Sylkie se recogió el pelo con la mano para que no le volase por encima de la cara y apoyó esa mano sobre su hombro.
—Ojalá yo también tuviera a mi familia conmigo.
—¿Murieron? —pregunté despacio.
—No, claro que no —negó esbozando una sonrisa nerviosa. Es complicado de explicar. Te dije que para que te contará la verdad debías ganarte mi confianza.
—¿Cómo hago eso?
—Dame tu brazalete y luego di que lo has perdido en la tormenta de arena para que te den otro.

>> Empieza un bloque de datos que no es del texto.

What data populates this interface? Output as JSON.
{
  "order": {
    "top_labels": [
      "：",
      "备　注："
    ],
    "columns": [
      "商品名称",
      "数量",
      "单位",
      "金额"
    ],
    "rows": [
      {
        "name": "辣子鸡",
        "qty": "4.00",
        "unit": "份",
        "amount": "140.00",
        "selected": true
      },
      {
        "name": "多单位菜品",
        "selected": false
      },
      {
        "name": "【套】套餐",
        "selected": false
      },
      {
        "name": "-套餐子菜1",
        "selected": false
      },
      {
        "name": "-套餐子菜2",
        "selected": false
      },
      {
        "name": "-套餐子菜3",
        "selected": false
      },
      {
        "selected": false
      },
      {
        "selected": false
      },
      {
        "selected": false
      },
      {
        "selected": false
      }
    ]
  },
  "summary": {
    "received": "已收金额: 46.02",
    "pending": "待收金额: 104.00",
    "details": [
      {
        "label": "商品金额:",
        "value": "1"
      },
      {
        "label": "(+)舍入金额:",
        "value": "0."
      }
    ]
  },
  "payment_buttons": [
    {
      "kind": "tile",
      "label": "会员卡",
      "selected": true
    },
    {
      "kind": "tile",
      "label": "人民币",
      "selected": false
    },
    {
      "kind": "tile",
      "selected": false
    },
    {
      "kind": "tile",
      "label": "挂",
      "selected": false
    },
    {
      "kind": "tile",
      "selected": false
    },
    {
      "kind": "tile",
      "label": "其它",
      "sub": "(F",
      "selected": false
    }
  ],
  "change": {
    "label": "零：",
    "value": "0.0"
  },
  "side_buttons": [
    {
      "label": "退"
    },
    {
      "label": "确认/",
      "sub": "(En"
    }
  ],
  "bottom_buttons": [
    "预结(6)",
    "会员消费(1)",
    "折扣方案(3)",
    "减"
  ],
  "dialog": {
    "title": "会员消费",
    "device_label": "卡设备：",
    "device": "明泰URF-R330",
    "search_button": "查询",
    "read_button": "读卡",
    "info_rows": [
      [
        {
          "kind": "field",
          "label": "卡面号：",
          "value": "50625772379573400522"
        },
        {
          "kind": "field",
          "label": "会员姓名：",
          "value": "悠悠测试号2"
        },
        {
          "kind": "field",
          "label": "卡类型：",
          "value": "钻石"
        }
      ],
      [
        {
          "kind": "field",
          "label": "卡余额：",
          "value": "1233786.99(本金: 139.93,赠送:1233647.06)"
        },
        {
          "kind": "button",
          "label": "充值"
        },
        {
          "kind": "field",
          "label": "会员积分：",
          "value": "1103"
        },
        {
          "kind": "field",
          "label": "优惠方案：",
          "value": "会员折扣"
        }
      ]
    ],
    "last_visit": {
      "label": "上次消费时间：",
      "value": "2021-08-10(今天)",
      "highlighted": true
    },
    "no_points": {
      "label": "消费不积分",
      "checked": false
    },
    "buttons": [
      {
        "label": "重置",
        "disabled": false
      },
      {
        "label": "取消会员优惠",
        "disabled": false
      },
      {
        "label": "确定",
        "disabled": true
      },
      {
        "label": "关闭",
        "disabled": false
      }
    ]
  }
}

Me toqué el brazalete y lo alejé de Sylkie. No podía confiar en que haría realmente con el arma y porque tenía tanto interés en ella. Me dijo anteriormente que, por defensa, pero no sabía de quien quería defenderse. Por lo que se lo pregunté y ella desvió la mirada. Volví a insistir y finalmente me susurró al oído:
—Quiero ser libre.
Aquellas palabras, aunque simples, me pesaron en el pecho como una espada de plomo atravesándome. Era el mismo objetivo que yo tuve cuando escapé del cuarto y del profesor. Recordaba la satisfacción de verme liberado y, a la vez, el peso de mis cadenas hundiéndome con fuerza cuando volví a ver al profesor después de tanto tiempo, todavía buscándome, persiguiéndome allá donde iba y asesinando a todo el que le impidiese encontrarme. Me identifiqué tanto con Sylkie que decidí desatar el brazalete de mi muñeca y entregárselo.
Ella en lugar de ponérselo se lo guardo en un bolsillo de su falda y me abrazó con fuerza. Escuchaba su sollozo sobre mi espalda, estaba temblando. Dejé que se desahogará.
Apenas se había ocultado la luna cuando Elis nos despertó de improviso.
—¡Tenemos que irnos ya! Los Vasallos han adelantado el trasporte de las armas.
—¿Cómo? —preguntamos Kaguya y yo al unísono. La miré a ella dudando sobre cuando había regresado de la casa del desconocido con el que se fue, suponía que lo había usado y lo había abandonado a la menor oportunidad.
—De algún modo se han enterado de que íbamos a asaltarlos y han decidido cambiar la fecha para que no les alcanzáramos, pero van muy equivocados.
Kaguya y yo nos montamos en Yung, que recién estaba despertando con un largo bostezo. Nos reunimos un pequeño grupo fuera del pueblo y viajamos entre los pasadizos de estratos rojizos hasta salir a otro desierto salpicado de rocas de todos los tamaños y entre ellas había un camino empedrado. Buscamos algún punto donde escondernos a lo largo de ese camino y encontramos algunas rocas formaciones rocosas lo suficientemente grandes como para ocultarnos.